Gromyko repeated that claim of progress in a 90-minute address to the U.N. General Assembly yesterday, and added: "It is important now to ensure a successful completion of the [nuclear arms control] talks and without any delay."
This annual Gromyko speech, less polemical than many he has made at the United Nations in 20 years, including some criticism of the United States, but also great stress on the need for continued East-West detente, or reduction of tension.
Gromyko said "It had been stated that recently Soviet-American relations have experienced certain stagnation if not a downright slump." However, he noted, President Carter had stated his desire to develop relations with the Soviet Union, and Soviet Leader Leonid I. Brezhnevhas responded in kind.
One new public element was added by Gromyko to the Kremlin's known positions on nuclear weapons control.
He said the Soviet Union is now prepared to ban underground nuclear weapon test without waiting for all nations possessing nuclear weapons to join in. In 1963 the United States, the Soviet Union and Britain agreed to end all above-ground nuclear testing.Weapons testing was shifted underground.
"Today," Gromyko said, "We are taking one more step forward: under the arrangement of the United States and Great Britain we agree to suspend for a certain time underground nuclear weapons test even before the other nuclear powers accede to the future treaty."

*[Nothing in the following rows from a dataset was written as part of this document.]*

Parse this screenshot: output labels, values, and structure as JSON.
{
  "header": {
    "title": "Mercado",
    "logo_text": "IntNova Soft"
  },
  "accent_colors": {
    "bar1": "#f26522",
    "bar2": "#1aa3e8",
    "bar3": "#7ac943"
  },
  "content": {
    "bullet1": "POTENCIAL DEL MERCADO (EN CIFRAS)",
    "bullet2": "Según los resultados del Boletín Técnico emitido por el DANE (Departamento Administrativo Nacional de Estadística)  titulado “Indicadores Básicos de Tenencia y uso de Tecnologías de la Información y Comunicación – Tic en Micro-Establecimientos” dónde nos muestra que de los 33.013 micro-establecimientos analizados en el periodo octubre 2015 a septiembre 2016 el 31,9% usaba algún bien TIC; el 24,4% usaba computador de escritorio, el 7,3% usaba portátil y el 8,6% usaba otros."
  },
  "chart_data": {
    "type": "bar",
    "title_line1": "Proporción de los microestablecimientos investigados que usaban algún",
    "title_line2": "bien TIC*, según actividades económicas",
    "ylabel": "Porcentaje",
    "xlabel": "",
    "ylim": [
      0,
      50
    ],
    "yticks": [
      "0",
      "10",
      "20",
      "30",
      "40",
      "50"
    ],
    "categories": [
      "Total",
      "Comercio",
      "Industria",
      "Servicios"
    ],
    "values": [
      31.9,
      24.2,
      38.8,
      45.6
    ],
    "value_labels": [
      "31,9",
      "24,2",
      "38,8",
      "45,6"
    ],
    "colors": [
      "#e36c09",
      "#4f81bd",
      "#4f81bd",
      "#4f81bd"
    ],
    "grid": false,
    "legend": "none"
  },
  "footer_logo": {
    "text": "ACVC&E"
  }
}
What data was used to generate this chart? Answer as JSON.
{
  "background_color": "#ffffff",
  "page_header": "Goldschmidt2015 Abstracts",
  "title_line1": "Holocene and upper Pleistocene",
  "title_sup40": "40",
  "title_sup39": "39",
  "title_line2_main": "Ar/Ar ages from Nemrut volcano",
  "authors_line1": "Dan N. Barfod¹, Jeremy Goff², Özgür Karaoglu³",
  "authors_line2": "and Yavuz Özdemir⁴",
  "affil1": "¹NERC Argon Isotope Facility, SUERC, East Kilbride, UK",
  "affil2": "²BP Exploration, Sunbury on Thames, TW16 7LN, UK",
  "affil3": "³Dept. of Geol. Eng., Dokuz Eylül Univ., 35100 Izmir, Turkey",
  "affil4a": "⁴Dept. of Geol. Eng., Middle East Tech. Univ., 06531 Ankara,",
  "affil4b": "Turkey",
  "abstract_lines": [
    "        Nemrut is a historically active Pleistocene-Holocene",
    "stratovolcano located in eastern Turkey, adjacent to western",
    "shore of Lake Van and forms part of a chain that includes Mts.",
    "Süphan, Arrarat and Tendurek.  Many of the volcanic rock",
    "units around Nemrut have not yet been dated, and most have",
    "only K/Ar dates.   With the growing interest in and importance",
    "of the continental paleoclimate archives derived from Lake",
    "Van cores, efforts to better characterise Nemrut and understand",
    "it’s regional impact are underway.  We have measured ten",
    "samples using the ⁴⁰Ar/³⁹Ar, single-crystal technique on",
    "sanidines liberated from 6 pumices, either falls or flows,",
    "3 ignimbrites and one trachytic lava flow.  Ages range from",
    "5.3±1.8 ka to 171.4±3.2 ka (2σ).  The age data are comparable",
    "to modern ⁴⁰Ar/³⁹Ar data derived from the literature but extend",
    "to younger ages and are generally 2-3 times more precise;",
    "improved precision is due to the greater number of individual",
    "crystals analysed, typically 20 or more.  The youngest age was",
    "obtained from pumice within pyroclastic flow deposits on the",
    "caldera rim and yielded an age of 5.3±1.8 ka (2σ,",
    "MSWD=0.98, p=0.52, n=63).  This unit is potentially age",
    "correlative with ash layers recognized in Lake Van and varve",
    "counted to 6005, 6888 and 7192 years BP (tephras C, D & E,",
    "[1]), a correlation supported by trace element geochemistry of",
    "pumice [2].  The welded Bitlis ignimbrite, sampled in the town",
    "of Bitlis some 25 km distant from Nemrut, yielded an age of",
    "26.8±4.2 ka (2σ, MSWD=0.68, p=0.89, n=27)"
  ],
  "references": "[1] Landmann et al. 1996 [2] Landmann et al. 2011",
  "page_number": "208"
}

Gromyko did not amplify that. U. S. officials said they were somewhat surprised by his announcement, as the three-power talks on the underground test ban are due to resume in Geneva next week.

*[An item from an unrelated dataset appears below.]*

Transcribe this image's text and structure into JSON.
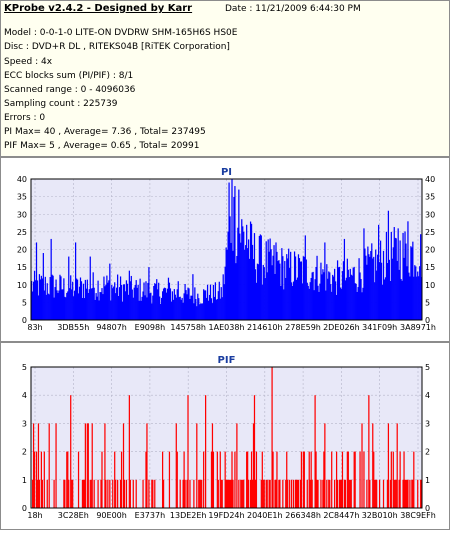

Until now, the public position of the Soviet Union has been that China and France must join an underground nuclear test ban before it becomes effective. President Carter, in his first press conference in Febuary urged action on this issue without waiting for nations like France and China to agree.

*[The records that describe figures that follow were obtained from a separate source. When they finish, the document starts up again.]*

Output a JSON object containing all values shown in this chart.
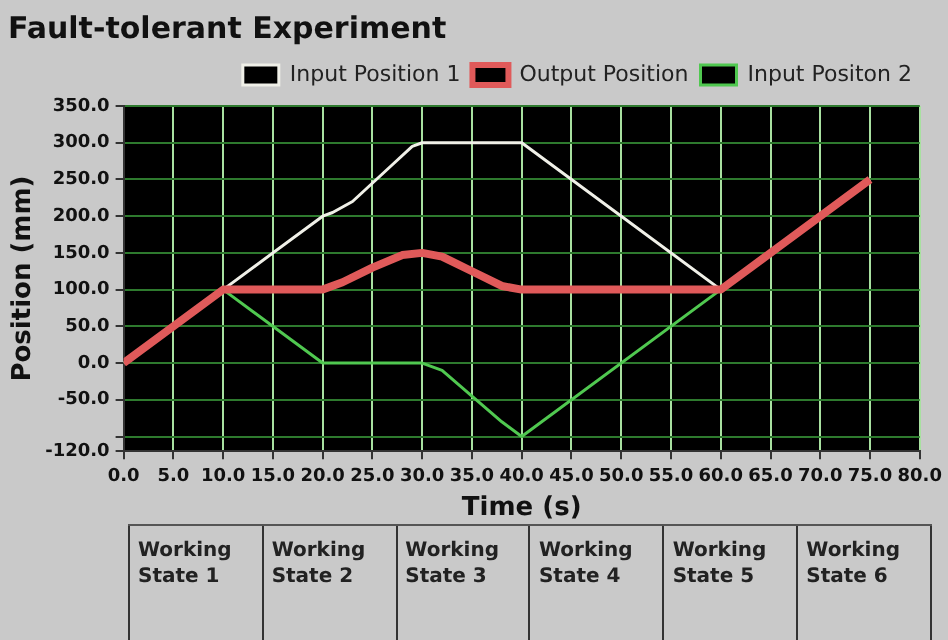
{
  "chart_data": {
    "type": "line",
    "title": "Fault-tolerant Experiment",
    "xlabel": "Time (s)",
    "ylabel": "Position (mm)",
    "series": [
      {
        "name": "Input Position 1",
        "color": "#f0f0e8",
        "x": [
          0,
          10,
          20,
          21,
          23,
          27,
          29,
          30,
          40,
          60,
          75
        ],
        "values": [
          0,
          100,
          200,
          205,
          220,
          270,
          295,
          300,
          300,
          100,
          250
        ]
      },
      {
        "name": "Output Position",
        "color": "#e05a5a",
        "x": [
          0,
          10,
          20,
          22,
          25,
          28,
          30,
          32,
          35,
          38,
          40,
          60,
          75
        ],
        "values": [
          0,
          100,
          100,
          110,
          130,
          147,
          150,
          145,
          125,
          105,
          100,
          100,
          250
        ]
      },
      {
        "name": "Input Positon 2",
        "color": "#50c850",
        "x": [
          0,
          10,
          20,
          30,
          32,
          35,
          38,
          40,
          60,
          75
        ],
        "values": [
          0,
          100,
          0,
          0,
          -10,
          -45,
          -80,
          -100,
          100,
          250
        ]
      }
    ],
    "xlim": [
      0,
      80
    ],
    "xticks": [
      {
        "value": 0,
        "label": "0.0"
      },
      {
        "value": 5,
        "label": "5.0"
      },
      {
        "value": 10,
        "label": "10.0"
      },
      {
        "value": 15,
        "label": "15.0"
      },
      {
        "value": 20,
        "label": "20.0"
      },
      {
        "value": 25,
        "label": "25.0"
      },
      {
        "value": 30,
        "label": "30.0"
      },
      {
        "value": 35,
        "label": "35.0"
      },
      {
        "value": 40,
        "label": "40.0"
      },
      {
        "value": 45,
        "label": "45.0"
      },
      {
        "value": 50,
        "label": "50.0"
      },
      {
        "value": 55,
        "label": "55.0"
      },
      {
        "value": 60,
        "label": "60.0"
      },
      {
        "value": 65,
        "label": "65.0"
      },
      {
        "value": 70,
        "label": "70.0"
      },
      {
        "value": 75,
        "label": "75.0"
      },
      {
        "value": 80,
        "label": "80.0"
      }
    ],
    "ylim": [
      -120,
      350
    ],
    "yticks": [
      {
        "value": -120,
        "label": "-120.0"
      },
      {
        "value": -100,
        "label": null
      },
      {
        "value": -50,
        "label": "-50.0"
      },
      {
        "value": 0,
        "label": "0.0"
      },
      {
        "value": 50,
        "label": "50.0"
      },
      {
        "value": 100,
        "label": "100.0"
      },
      {
        "value": 150,
        "label": "150.0"
      },
      {
        "value": 200,
        "label": "200.0"
      },
      {
        "value": 250,
        "label": "250.0"
      },
      {
        "value": 300,
        "label": "300.0"
      },
      {
        "value": 350,
        "label": "350.0"
      }
    ],
    "grid": true,
    "legend": "top right",
    "marker": "none",
    "line_style": "solid",
    "annotations": [
      "Working State 1",
      "Working State 2",
      "Working State 3",
      "Working State 4",
      "Working State 5",
      "Working State 6"
    ]
  }
}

A continuing obstacle in the American-Soviet-British talks on the test ban, however, has been Soviet insistence on an exemption to permit underground testing of "peaceful" nuclear devices, to alter the course of the river beds or fulfill other civilian purposes. U.S.-Soviet treaties now pending in the Senate for limiting underground nuclear testing permit this distinction between types of tests.
Gromyko strongly criticized the United States' development of a nuclear bomb. The neutron bomb is designed primarily to kill enemy troops while limiting the nuclear damage to property. President Carter is debating a decision on employment of neutron bombs.
This is a "merciless" and "inhuman" type of weapon, Gromyko said, "in the same category with such cruel and barbaric means of warfare as bacteriological or chemical weapons." He called for a U.N. ban on such weapons.